CHAPTER 5

...***...

Saka Satria saat ini berhadapan dengan orang-orang suruhan Juragan Mugeni, tuan tanah yang berkuasa di daerah ini. Karena mereka semua tidak senang, dengan apa yang dilakukan oleh Saka Satria. Pemuda itu dianggap telah berani mencampuri urusan mereka.

"Kurang ajar!. Hei!. Siapa kau!. Berani sekali kau ikut campur!."

"Aku akan ikut campur, karena kalian telah menganiaya seorang wanita. Benar-benar orang yang tidak berguna. Hanya bisa menghadapi wanita lemah tak berdaya. Aku tidak akan mengampuni kalian semua."

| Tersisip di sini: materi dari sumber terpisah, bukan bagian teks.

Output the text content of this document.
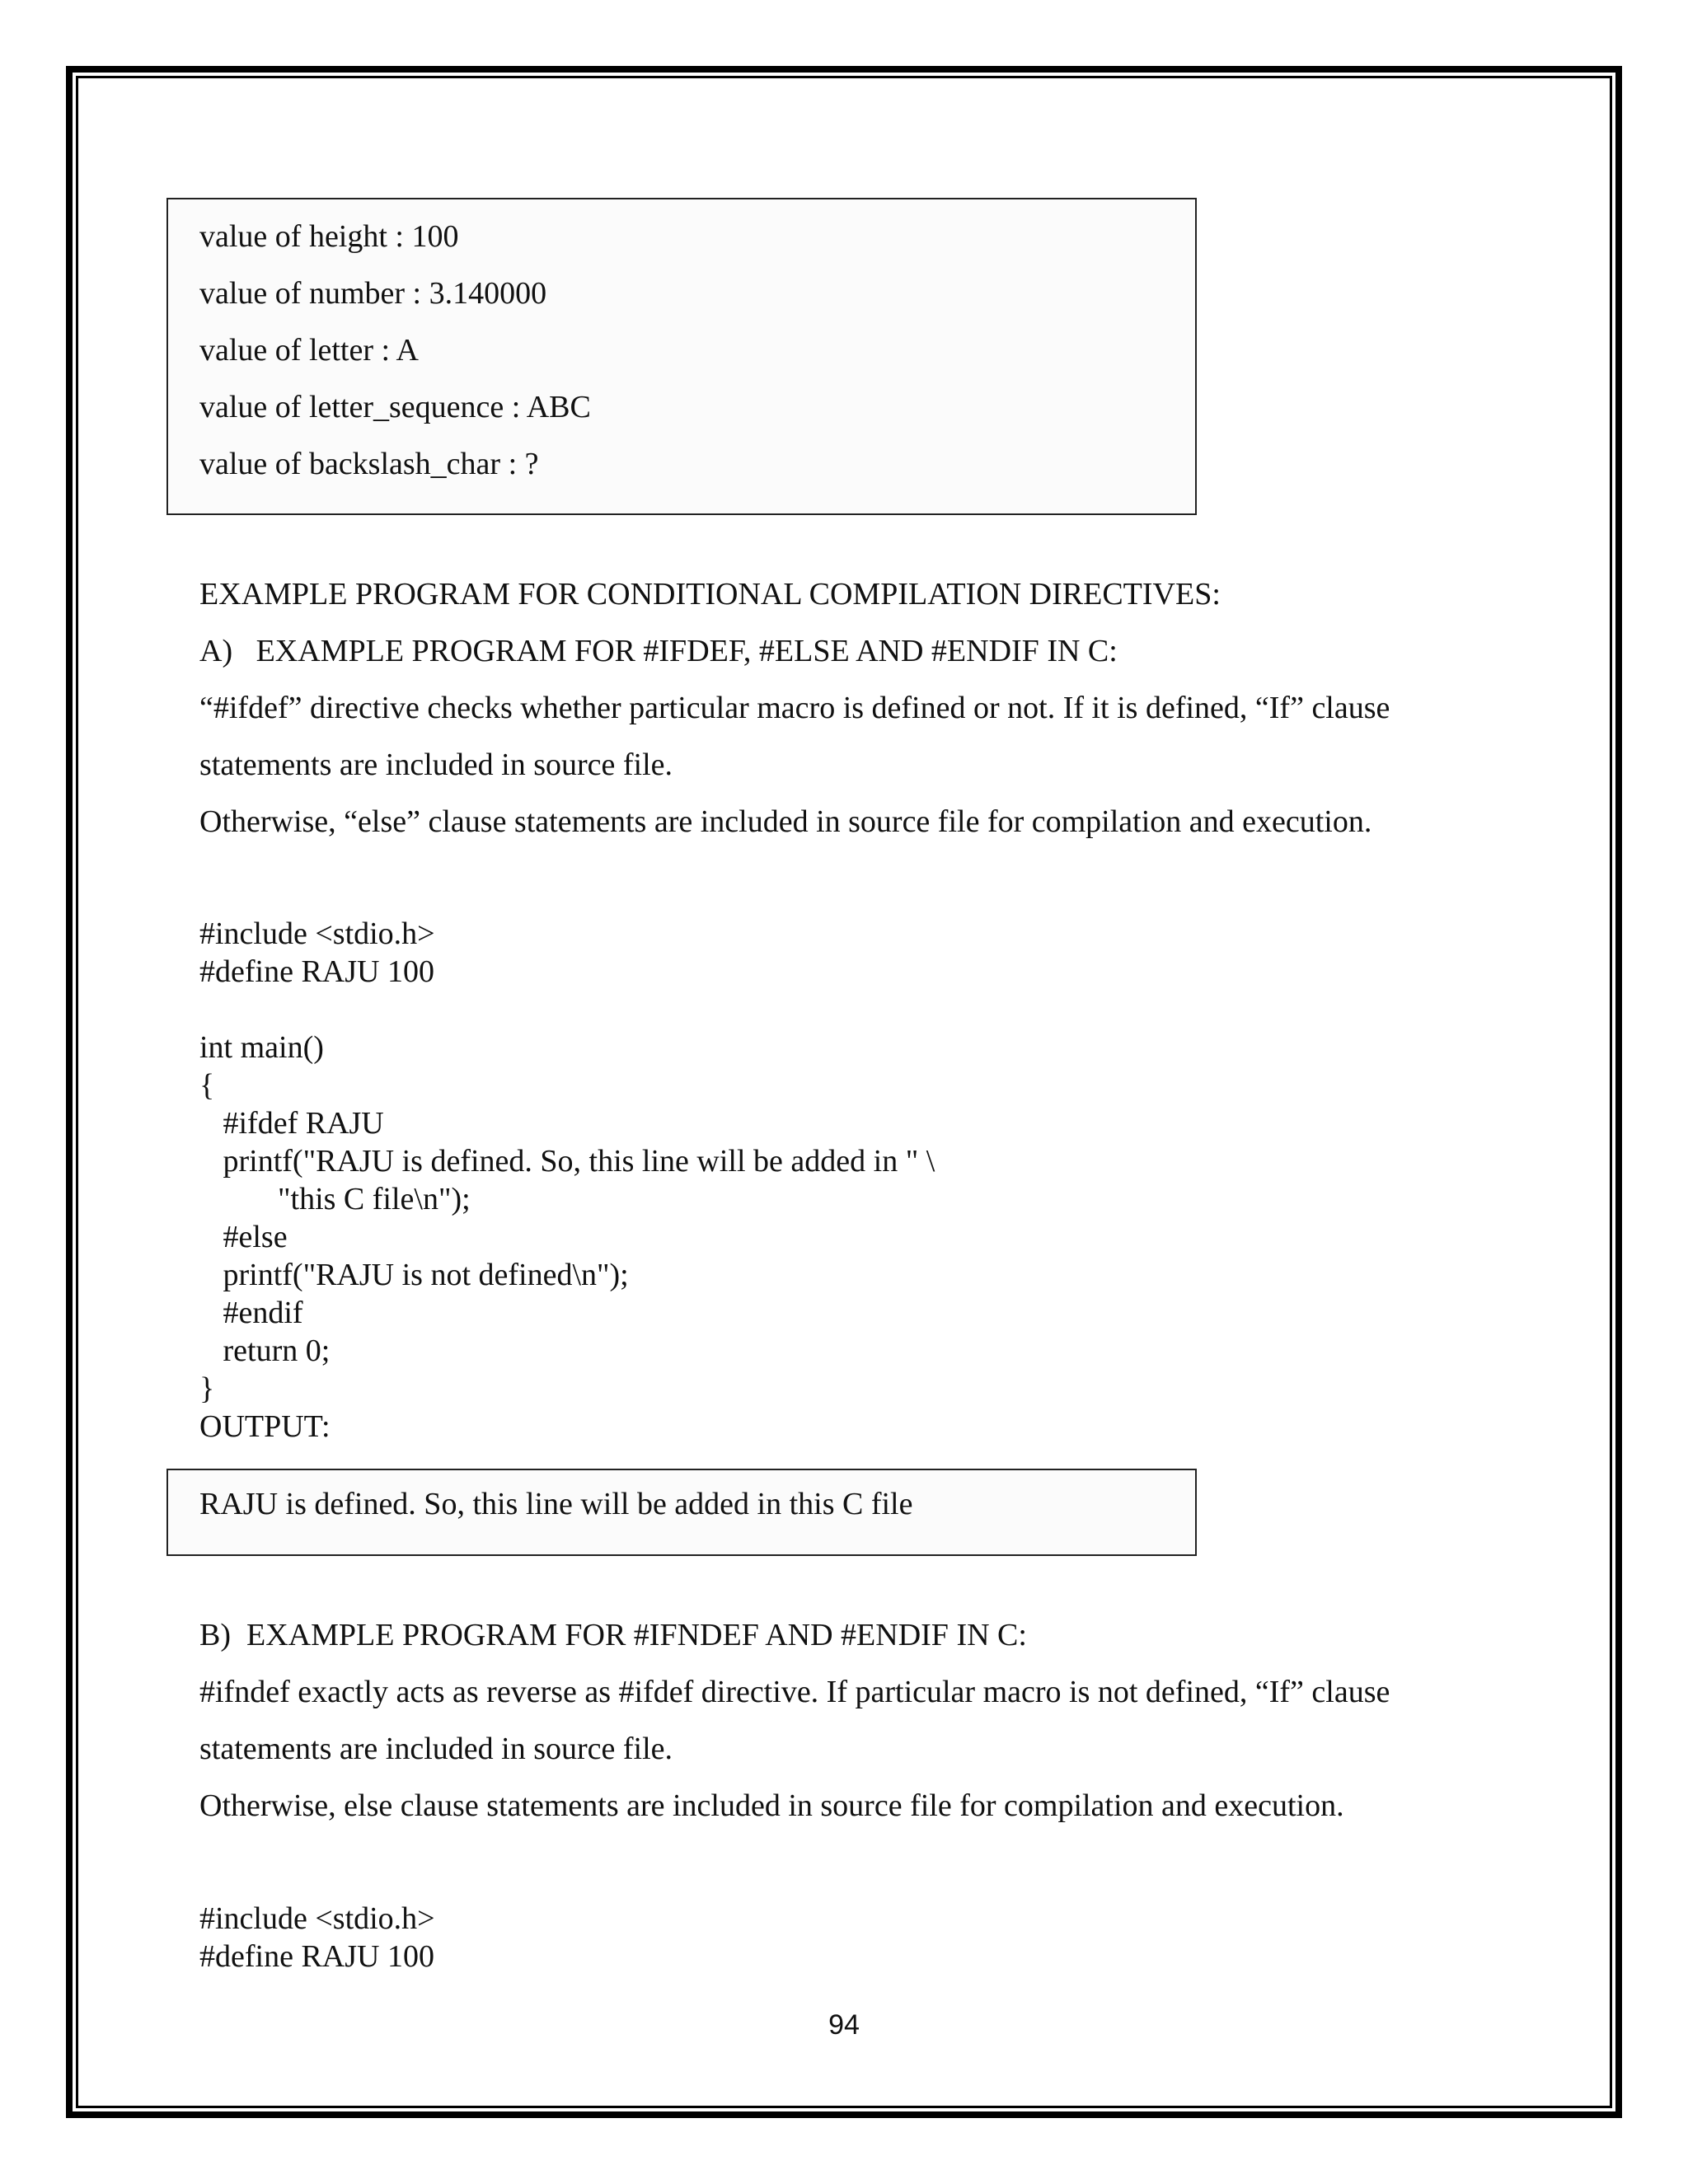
value of height : 100
value of number : 3.140000
value of letter : A
value of letter_sequence : ABC
value of backslash_char : ?
EXAMPLE PROGRAM FOR CONDITIONAL COMPILATION DIRECTIVES:
A)   EXAMPLE PROGRAM FOR #IFDEF, #ELSE AND #ENDIF IN C:
“#ifdef” directive checks whether particular macro is defined or not. If it is defined, “If” clause
statements are included in source file.
Otherwise, “else” clause statements are included in source file for compilation and execution.
#include <stdio.h>
#define RAJU 100
int main()
{
#ifdef RAJU
printf("RAJU is defined. So, this line will be added in " \
"this C file\n");
#else
printf("RAJU is not defined\n");
#endif
return 0;
}
OUTPUT:
RAJU is defined. So, this line will be added in this C file
B)  EXAMPLE PROGRAM FOR #IFNDEF AND #ENDIF IN C:
#ifndef exactly acts as reverse as #ifdef directive. If particular macro is not defined, “If” clause
statements are included in source file.
Otherwise, else clause statements are included in source file for compilation and execution.
#include <stdio.h>
#define RAJU 100
94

"Banyak bicara!. Habisi dia!."

Saka Satria berhadapan dengan mereka semua. Ia tidak akan membiarkan mereka melukai dirinya. Dengan jurus-jurus yang ia miliki, dan ia berhasil melumpuhkan mereka semua. Sedangkan wanita itu, dengan kesadarannya yang hampir menghilang, ia mencoba untuk melihat, siapa pemuda yang telah membantunya itu?. Apakah ada orang baik yang menyelamatkan dirinya?. Apakah tuhan masih sayang pada dirinya?. Sehingga masih ada yang mau menolong dirinya yang tidak kuat lagi menahan penderitaan di dunia ini?.

Sementara itu, juragan Mugeni yang tidak terima anak buahnya dikalahkan, ia juga ikut bertarung menghadapi Saja Satria. "Hei!. Siapa kau?. Jangan sok jagoan dihadapanku!. Kau pikir kau siapa hah?. Sepertinya kau bukan orang desa ini. Sebaiknya pergi kau!. Jangan membuat masalah di desa ini."

"Aku tadinya tidak punya masalah. Tapi saat aku melihat kau ingin mengadili wanita tidak bersalah itu, hatiku tidak terima. Kau sepertinya hanya mencari-cari alasan untuk menyalahkan dirinya. Karena dia mengatakan bahwa jika mereka tidak boleh menjual hasil panen padamu terlalu banyak, musim kemarau panjang akan segera tiba."

"Diam kau!. Dari mana kau mendapatkan kabar itu hah?. Tidak akan aku biarkan kau keluar dari desa ini dalam keadaan hidup. Hyaaaaaa!." Juragan Mugeni benar-benar marah, bagiamana bisa orang luar mengetahui masalah yang akan dihadapi desa ini?. Juragan Mugeni terus menyerang Saka Satria. Sepertinya ia ingin menghabisi Saka Satria. Sayangnya ilmu kanuragan yang mereka miliki tidak lah seimbang. Apalagi syair yang dilantunkan oleh Saka Satria.

"Hei kau!. Yang merasa kuat dan berkuasa atas segalanya. Dengarkan kobaran api yang menyelimuti diriku. Serta suara jeritan ditengah kobaran api dendam yang membara. Suara yang memekakkan telinga sampai ke dalam. Begitu menyakitkan untuk didengar hati yang lara. Jangan abaikan suara jeritan yang mendengung itu. Karena suara jeritan kobar kobaran api itu, mengundang kepedihan, serta penderitaan yang mendalam."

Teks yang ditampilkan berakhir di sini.